Why 'Lost' Is a Show About Faith

In the beginning, Oceanic Flight 815 started shaking somewhere over the Indian Ocean. "My husband keeps reminding me that planes want to be in the air," Rose nervously tells the passenger sitting next to her, a levelheaded neurosurgeon named Jack Shephard. "Well, he sounds like a very smart man," Jack replies. Moments later, 815 is ripped into three pieces, emptying its contents onto a Chinese box of an island. Twenty minutes into the still-stunning pilot episode of Lost, the message was clear: there are situations in which book smarts are worthless, in which eggheads wind up with egg on their faces. Or, to borrow from the Book of Romans, "Professing themselves to be wise, they became fools." Lost is constantly alluding to the Bible: character identities (Shephard!), plotlines, explicit references to Scripture. As fans start speculating about the show's final season (set to launch on Feb. 2), they would do well to remember that more than anything else—and more than any other acclaimed show ever on television—Lost is a show about faith. It's not for nothing that this season's publicity photo features the cast in a Last Supper–style tableau.

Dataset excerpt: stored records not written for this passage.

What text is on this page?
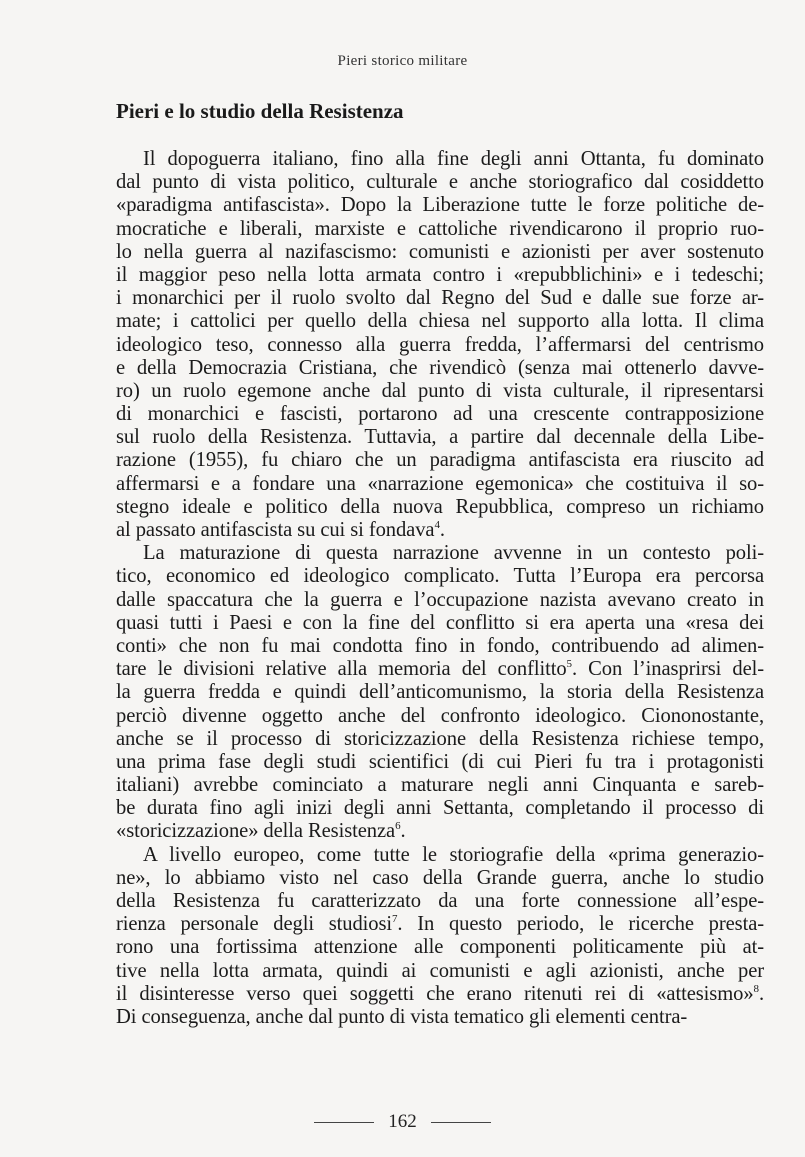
Pieri storico militare
Pieri e lo studio della Resistenza
Il dopoguerra italiano, fino alla fine degli anni Ottanta, fu dominato
dal punto di vista politico, culturale e anche storiografico dal cosiddetto
«paradigma antifascista». Dopo la Liberazione tutte le forze politiche de-
mocratiche e liberali, marxiste e cattoliche rivendicarono il proprio ruo-
lo nella guerra al nazifascismo: comunisti e azionisti per aver sostenuto
il maggior peso nella lotta armata contro i «repubblichini» e i tedeschi;
i monarchici per il ruolo svolto dal Regno del Sud e dalle sue forze ar-
mate; i cattolici per quello della chiesa nel supporto alla lotta. Il clima
ideologico teso, connesso alla guerra fredda, l’affermarsi del centrismo
e della Democrazia Cristiana, che rivendicò (senza mai ottenerlo davve-
ro) un ruolo egemone anche dal punto di vista culturale, il ripresentarsi
di monarchici e fascisti, portarono ad una crescente contrapposizione
sul ruolo della Resistenza. Tuttavia, a partire dal decennale della Libe-
razione (1955), fu chiaro che un paradigma antifascista era riuscito ad
affermarsi e a fondare una «narrazione egemonica» che costituiva il so-
stegno ideale e politico della nuova Repubblica, compreso un richiamo
al passato antifascista su cui si fondava$^4$.
La maturazione di questa narrazione avvenne in un contesto poli-
tico, economico ed ideologico complicato. Tutta l’Europa era percorsa
dalle spaccatura che la guerra e l’occupazione nazista avevano creato in
quasi tutti i Paesi e con la fine del conflitto si era aperta una «resa dei
conti» che non fu mai condotta fino in fondo, contribuendo ad alimen-
tare le divisioni relative alla memoria del conflitto$^5$. Con l’inasprirsi del-
la guerra fredda e quindi dell’anticomunismo, la storia della Resistenza
perciò divenne oggetto anche del confronto ideologico. Ciononostante,
anche se il processo di storicizzazione della Resistenza richiese tempo,
una prima fase degli studi scientifici (di cui Pieri fu tra i protagonisti
italiani) avrebbe cominciato a maturare negli anni Cinquanta e sareb-
be durata fino agli inizi degli anni Settanta, completando il processo di
«storicizzazione» della Resistenza$^6$.
A livello europeo, come tutte le storiografie della «prima generazio-
ne», lo abbiamo visto nel caso della Grande guerra, anche lo studio
della Resistenza fu caratterizzato da una forte connessione all’espe-
rienza personale degli studiosi$^7$. In questo periodo, le ricerche presta-
rono una fortissima attenzione alle componenti politicamente più at-
tive nella lotta armata, quindi ai comunisti e agli azionisti, anche per
il disinteresse verso quei soggetti che erano ritenuti rei di «attesismo»$^8$.
Di conseguenza, anche dal punto di vista tematico gli elementi centra-
162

As a genre, science fiction is itself a religion of sorts, with fervent believers, the ones who drop off the grid during Comic-Con and list "Jedi" on their Facebook profiles under "Religious Beliefs." Lost is no exception to this kind of devotion. It has spawned a robust online community—Lostpedia, an obsessively detailed Wiki, boasts nearly 60,000 articles—and a hyperbolic literary subculture, featuring titles such as The Myth of 'Lost': Solving the Mysteries and Understanding the Wisdom.

Fans this dedicated want a satisfying resolution at the end of this sixth and final season, but that hardly seems possible for everyone. Like the show's polestars—pragmatic Dr. Shephard (Matthew Fox) and the fatalistic, inaptly named John Locke (Terry O'Quinn)—Lost's viewers fall into two categories, those who adhere to reason and those who follow their faith. The Lost literalists believe that the show is infallible, that it's not only an engrossing, entertaining television show, it's holy writ—divinely inspired, all-knowingly conceived, and absolutely inerrant. In other words, the show's many, many loose ends—the smoke monster, the polar bear—have to be resolved. The progressives like the show just fine, but they accept its limitations. They know that television shows adapt, that actors leave or get pregnant, budgets get cut, writers go on strike. More than that, they know that ideas change, that good ideas are orphaned in favor of great ones, that Lost doesn't have to be perfect in order to be important. In short, Lost has gone beyond being just a show about faith to being a meta-commentary on faith.

It's a shame that the legacy of Lost will, to many, lie in its ability to reconcile the contradictions, dangling threads, and open-ended questions that any grand, ambitious mythology is bound to create. It is, above all, a show about the big questions that lie at the heart of the human experience. Are we special? Is there a design to what happens in our lives? What does all this mean? The gods of the Lost universe, show runners Damon Lindelof and Carlton Cuse, will be expected to answer the questions they've raised when their story ends, just as the universal creator would be asked such questions as "Why do bad things happen to good people?" They'd better not be vague. If Lost tried a nonending as audacious as the one that capped The Sopranos, Lindelof and Cuse would have to disappear to, say, an island that can't be found on any map. But any ending that ties up the major story threads and respects the characters will satisfy the Lost progressives, the fans who aren't mired in the significance of it all but enjoy it for what it is—a compelling yarn. Lost isn't just a metaphor for faith, it's a metaphor for life: it's more fun when you stop trying to figure it out and just roll with it.